00:10:10.380 | And I will not take that feeling away from you because I believe you're going to get
00:10:16.460 | I could cry.
00:10:17.460 | And one of the things -- I feel like people hear the story like, "Riley, Riley, okay,
00:10:22.500 | Becky, great."
00:10:23.500 | You know, I do not do that all the time.
00:10:24.560 | Sometimes I finish the puzzle.
00:10:26.180 | But when we think about what we want for our kids later in life, it might be, "No, I'm
00:10:31.240 | not getting you a phone yet."
00:10:32.620 | How a kid reacts to that situation, it's not just about a phone.
00:10:37.180 | It's kind of, "Well, have you always just done the thing for me?
00:10:40.140 | Have you always just given me what I want?

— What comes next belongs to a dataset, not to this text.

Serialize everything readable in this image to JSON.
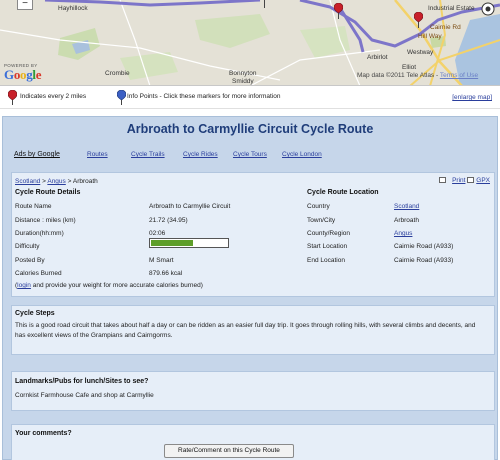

00:10:42.020 | Do I have any ability to feel like I can tolerate frustration and wait and figure things out?"
00:10:48.780 | That all layers into how kids react to not getting a phone, how kids approach hard math
00:10:54.620 | problems, how kids do or do not sit down to start their English essay that is difficult
00:10:59.460 | to do.
00:11:00.460 | And all that stuff, you can start building those skills in the teenage years, don't get
00:11:04.420 | me wrong.
00:11:05.420 | But the leg up your kid has at 14, when they've been basically building those life and academic
00:11:11.940 | skills from the start, and they've built their identity around capability, like that's what
00:11:17.620 | I want to give every parent and every kid in the world.